Plon (p. 59-70).



V

L’HISTOIRE DE THÉRÈSE


Maman est allée au concert. Jane est au service anglais. Louise est sortie. Trott est resté seul avec la vieille Thérèse.

La vieille Thérèse est près de la fenêtre de la salle à manger. Elle tient un grand couteau. D’un côté, il y a un panier de pommes de terre ; de l’autre, un saladier. Elle prend les pommes de terre dans le panier, en enlève la peau avec le grand couteau et puis les jette dans le saladier en laissant tomber les épluchures sur son tablier. Trott est assis en face d’elle sur sa petite chaise. Il la contemple gravement. C’est intéressant. Elle est très adroite, Thérèse. Le couteau court vite sur les pommes de terre et n’en enlève que la peau. Si Trott essayait de faire comme Thérèse, il se couperait sûrement un ou deux doigts.

Dehors il fait sombre. C’est un gris après-midi d’hiver. On dirait que le pauvre soleil est tout à fait mort pour toujours. Il tombe une pluie froide, fine, régulière. On ne voit presque pas à travers les vitres, qui sont couvertes de brouillard. C’est un temps où l’on n’a pas envie de rire ou de sauter. Et on a un peu peur de la nuit qui n’est plus bien loin, et qui étend lentement son grand manteau noir et lourd. Thérèse murmure d’une voix cassée une chanson lugubre avec des refrains très tristes. Tout cela vous donne un petit froid au cœur, pas tout à fait, mais un peu tout de même, comme si on avait envie de pleurer.

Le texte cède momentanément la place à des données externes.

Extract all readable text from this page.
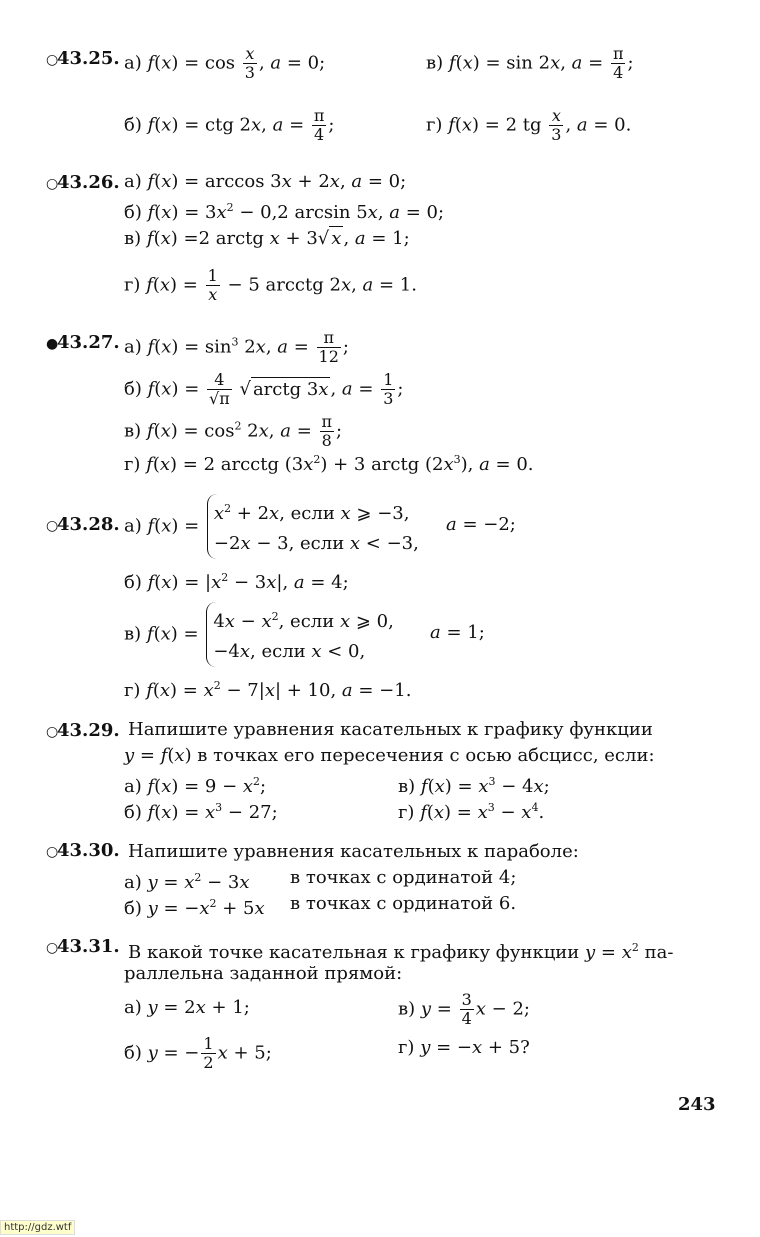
○43.25. а) $f(x) = \cos \frac{x}{3}$ , a = 0;	в) f(x) = sin 2x, $a = \frac{\pi}{4}$ ;
б) f(x) = ctg 2x, $a = \frac{\pi}{4}$ ;	г) f(x) = 2 tg $\frac{x}{3}$ , a = 0.
○43.26. а) f(x) = arccos 3x + 2x, a = 0;
б) $f(x) = 3x^2 - 0,2$ arcsin 5x, a = 0;
в) f(x) =2 arctg x + 3√ x , a = 1;
г) $f(x) = \frac{1}{x} - 5$ arcctg 2x, a = 1.
●43.27. а) $f(x) = \sin^3 2x$, $a = \frac{\pi}{12}$ ;
б) $f(x) = \frac{4}{√\pi}$ √ arctg 3x , $a = \frac{1}{3}$ ;
в) $f(x) = \cos^2 2x$, $a = \frac{\pi}{8}$ ;
г) f(x) = 2 arcctg $(3x^2) + 3$ arctg $(2x^3)$, a = 0.
○43.28. а) f(x) =
$x^2 + 2x$, если x ⩾ −3,
−2x − 3, если x < −3,
a = −2;
б) $f(x) = |x^2 - 3x|$, a = 4;
в) f(x) =
$4x - x^2$, если x ⩾ 0,
−4x, если x < 0,
a = 1;
г) $f(x) = x^2 - 7|x| + 10$, a = −1.
○43.29. Напишите уравнения касательных к графику функции
y = f(x) в точках его пересечения с осью абсцисс, если:
а) $f(x) = 9 - x^2$;	в) $f(x) = x^3 - 4x$;
б) $f(x) = x^3 - 27$;	г) $f(x) = x^3 - x^4$.
○43.30. Напишите уравнения касательных к параболе:
а) $y = x^2 - 3x$ в точках с ординатой 4;
б) $y = -x^2 + 5x$ в точках с ординатой 6.
○43.31. В какой точке касательная к графику функции $y = x^2$ па-
раллельна заданной прямой:
а) y = 2x + 1;	в) $y = \frac{3}{4}$ x − 2;
б) y = − $\frac{1}{2}$ x + 5;	г) y = −x + 5?
243
http://gdz.wtf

— Thérèse, racontez-moi une histoire.

La vieille Thérèse lève le nez de dessus ses pommes de terre, se gratte derrière l’oreille avec le manche du couteau, et dit :

— Seigneur Dieu, mon chéri, je ne sais pas d’histoires.

Mais Trott répond avec fermeté :

— Oh ! si ! Thérèse, vous savez des histoires. Toutes les grandes personnes en savent. Et comme vous êtes un peu vieille, vous devez en savoir beaucoup, n’est-ce pas ?

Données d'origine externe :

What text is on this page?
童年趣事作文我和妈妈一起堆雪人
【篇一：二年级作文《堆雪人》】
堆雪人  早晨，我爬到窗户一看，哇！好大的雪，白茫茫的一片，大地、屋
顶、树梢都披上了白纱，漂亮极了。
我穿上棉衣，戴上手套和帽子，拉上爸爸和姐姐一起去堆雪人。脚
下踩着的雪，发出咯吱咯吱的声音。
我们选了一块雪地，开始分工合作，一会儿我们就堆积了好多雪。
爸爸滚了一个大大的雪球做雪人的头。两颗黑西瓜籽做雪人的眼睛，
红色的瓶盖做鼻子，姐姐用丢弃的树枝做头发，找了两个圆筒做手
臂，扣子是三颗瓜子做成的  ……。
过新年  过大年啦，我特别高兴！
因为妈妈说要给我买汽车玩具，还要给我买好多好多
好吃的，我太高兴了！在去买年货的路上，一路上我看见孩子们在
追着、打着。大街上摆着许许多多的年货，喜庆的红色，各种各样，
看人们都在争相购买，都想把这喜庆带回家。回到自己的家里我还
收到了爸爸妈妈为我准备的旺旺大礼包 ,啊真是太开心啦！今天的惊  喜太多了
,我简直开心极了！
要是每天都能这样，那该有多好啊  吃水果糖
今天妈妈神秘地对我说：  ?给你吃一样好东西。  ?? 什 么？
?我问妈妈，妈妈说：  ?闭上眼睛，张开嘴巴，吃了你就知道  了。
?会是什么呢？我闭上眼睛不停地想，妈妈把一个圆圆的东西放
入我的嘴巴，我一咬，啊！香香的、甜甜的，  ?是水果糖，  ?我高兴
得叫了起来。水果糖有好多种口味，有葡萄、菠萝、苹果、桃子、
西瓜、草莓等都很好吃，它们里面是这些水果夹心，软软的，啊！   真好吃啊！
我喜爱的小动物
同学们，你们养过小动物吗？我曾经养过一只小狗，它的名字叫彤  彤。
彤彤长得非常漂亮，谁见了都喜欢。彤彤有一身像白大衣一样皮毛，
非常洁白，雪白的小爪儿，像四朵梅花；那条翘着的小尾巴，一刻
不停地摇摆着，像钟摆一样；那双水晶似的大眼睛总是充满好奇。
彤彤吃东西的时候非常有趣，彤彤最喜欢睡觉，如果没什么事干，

Thérèse est flattée de cette confiance. Elle se défend plus mollement. Pourtant elle est embarrassée. Enfin elle propose :

— Si vous voulez, monsieur Trott, je m’en vais vous raconter mon histoire à moi. C’est la seule que je sache.

Certainement que Trott veut. Il est très satisfait. Elle va être jolie, cette histoire-là. Et puis elle sera longue. Thérèse est si vieille ! Elle doit avoir eu tant d’aventures ! Qui sait si elle n’a pas été la marraine de Cendrillon, où la grand’maman du Chaperon rouge ou la fée Carabosse ? Trott rapproche son fauteuil du panier de pommes de terre. Il appuie ses coudes sur ses genoux, pose son menton dans ses mains, et écoute de toutes ses oreilles. Et la vieille Thérèse, tout en se remettant à peler ses pommes de terre, se met à raconter son histoire d’une voix lente.

Elle est très drôle, cette histoire. Elle n’est pas du tout comme Trott croyait.

Il paraît qu’autrefois la vieille Thérèse a été une jolie petite fille. Elle avait des robes blanches et roses, une grande natte dans le dos, deux petits frères, une maman très gentille et un papa qui était très fort : il n’avait pas d’or à son habit, comme le papa de Trott, mais son uniforme était d’un beau vert avec des boutons qui brillaient. Tout le monde vivait dans une maison au toit rouge, au milieu d’un jardin. On était bien gai et bien heureux. On riait tous les jours et on s’aimait beaucoup.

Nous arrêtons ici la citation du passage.